15 stuks
Voor de garnalenbouillon:
1 sjalotje
10 gram roomboter
300 gram water
1 kilo ongepelde Hollandse garnalen
Roux:
80 gram roomboter
100 gram bloem
250 gram melk
250 gram garnalenbouillon (uit de ingrediƫnten hierboven)
6 gram gelatine, geweekt in koud water
2 eidooiers
50 gram slagroom
witte peper, zout, cayennepeper
paar druppels tabasco
2 eetlepels bladpeterselie, gehakt
fijn paneermeel
5 eiwitten
10 gram bloem
grof paneermeel
zonnebloemolie om te frituren
Pel de garnalen (er blijft ongeveer 300 gram over) en bewaar de doppen.
Fruit het sjalotje in een beetje boter. Roer de garnalendoppen erdoor en voeg 300 gram water toe. Breng dit aan de kook. Haal de pan van het vuur en laat afkoelen. Giet de bouillon door een zeef, vang het vocht op (gooi de garnalendoppen weg). Er is nu 250 gram bouillon over; laat afkoelen.
Smelt voor de roux de boter in een pan met dikke bodem. Laat de bodem bruisen, maar voorkom dat hij bruin wordt. Roer met een garde de bloem erdoor. Laat 1 a 2 minuten doorgaren tot het goudgelig van kleur is en de massa loslaat van de pan. Giet geleidelijk de bouillon en de melk bij de roux, steeds wat toevoegend als de vorige hoeveelheid is opgenomen. Laat de ragout al roerend even doorkoken tot de bloem gaar is. Proef, en haal de pan van het vuur als de roux glanst en niet meer melig smaakt. Roer de uitgeknepen blaadjes gelatine erdoor.

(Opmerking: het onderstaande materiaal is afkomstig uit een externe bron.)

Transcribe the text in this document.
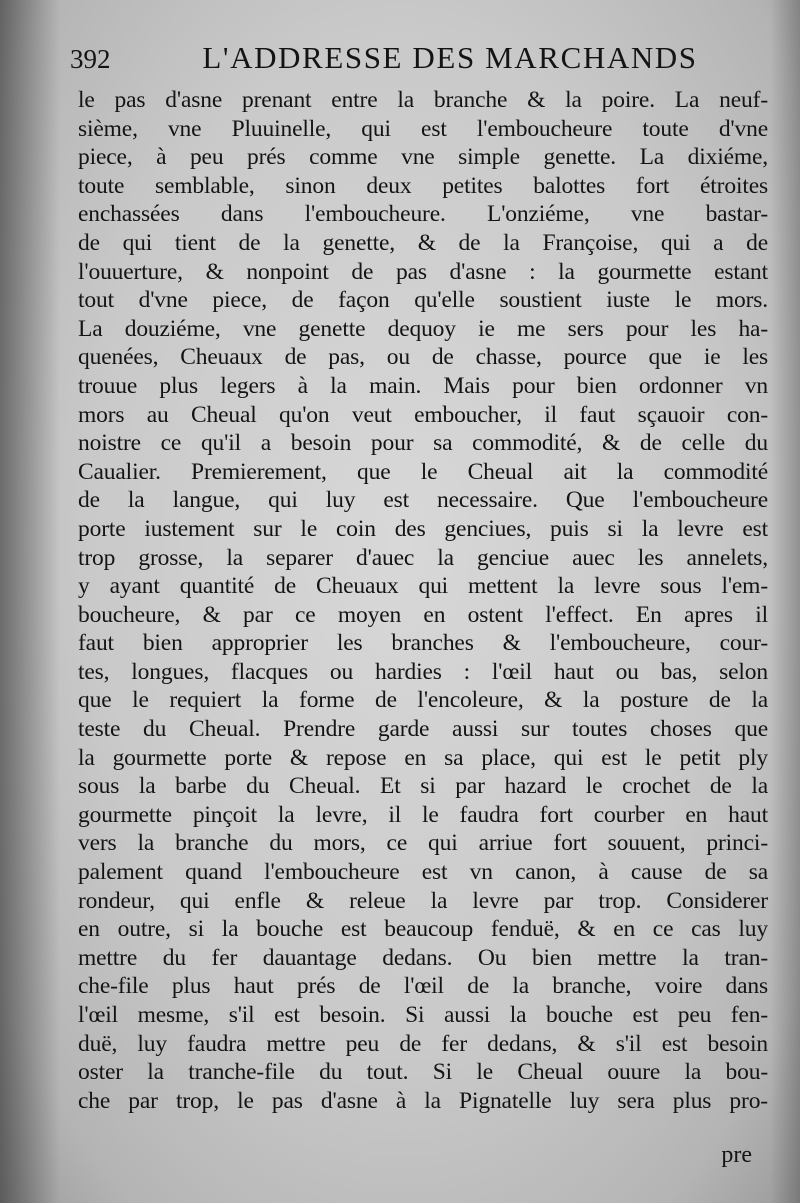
392	L'ADDRESSE DES MARCHANDS
le pas d'asne prenant entre la branche & la poire. La neuf-
sième, vne Pluuinelle, qui est l'emboucheure toute d'vne
piece, à peu prés comme vne simple genette. La dixiéme,
toute semblable, sinon deux petites balottes fort étroites
enchassées dans l'emboucheure. L'onziéme, vne bastar-
de qui tient de la genette, & de la Françoise, qui a de
l'ouuerture, & nonpoint de pas d'asne : la gourmette estant
tout d'vne piece, de façon qu'elle soustient iuste le mors.
La douziéme, vne genette dequoy ie me sers pour les ha-
quenées, Cheuaux de pas, ou de chasse, pource que ie les
trouue plus legers à la main. Mais pour bien ordonner vn
mors au Cheual qu'on veut emboucher, il faut sçauoir con-
noistre ce qu'il a besoin pour sa commodité, & de celle du
Caualier. Premierement, que le Cheual ait la commodité
de la langue, qui luy est necessaire. Que l'emboucheure
porte iustement sur le coin des genciues, puis si la levre est
trop grosse, la separer d'auec la genciue auec les annelets,
y ayant quantité de Cheuaux qui mettent la levre sous l'em-
boucheure, & par ce moyen en ostent l'effect. En apres il
faut bien approprier les branches & l'emboucheure, cour-
tes, longues, flacques ou hardies : l'œil haut ou bas, selon
que le requiert la forme de l'encoleure, & la posture de la
teste du Cheual. Prendre garde aussi sur toutes choses que
la gourmette porte & repose en sa place, qui est le petit ply
sous la barbe du Cheual. Et si par hazard le crochet de la
gourmette pinçoit la levre, il le faudra fort courber en haut
vers la branche du mors, ce qui arriue fort souuent, princi-
palement quand l'emboucheure est vn canon, à cause de sa
rondeur, qui enfle & releue la levre par trop. Considerer
en outre, si la bouche est beaucoup fenduë, & en ce cas luy
mettre du fer dauantage dedans. Ou bien mettre la tran-
che-file plus haut prés de l'œil de la branche, voire dans
l'œil mesme, s'il est besoin. Si aussi la bouche est peu fen-
duë, luy faudra mettre peu de fer dedans, & s'il est besoin
oster la tranche-file du tout. Si le Cheual ouure la bou-
che par trop, le pas d'asne à la Pignatelle luy sera plus pro-
pre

Klop de eidooiers los met de room en roer dit mengsel door de ragout. Maak die op smaak met peper, zout, cayennepeper en een paar druppels tabasco. Roer de gepelde garnalen door de ragout en tot slot de gehakte bladpeterselie.
Laat de ragout een nacht afgedekt in de koelkast staan.
Schep met een ijsbolletjestang bollen ragout van ongeveer 60 gram. Rol deze op de werkbank door het fijne paneermeel tot een kroketje.
Klop de eiwitten los en roer de bloem erdoor.
Haal de kroketten door het eiwit en rol ze daarna door het grove paneermeel.
Frituur de kroketten 3 minuten in olie van 180 graden Celsius.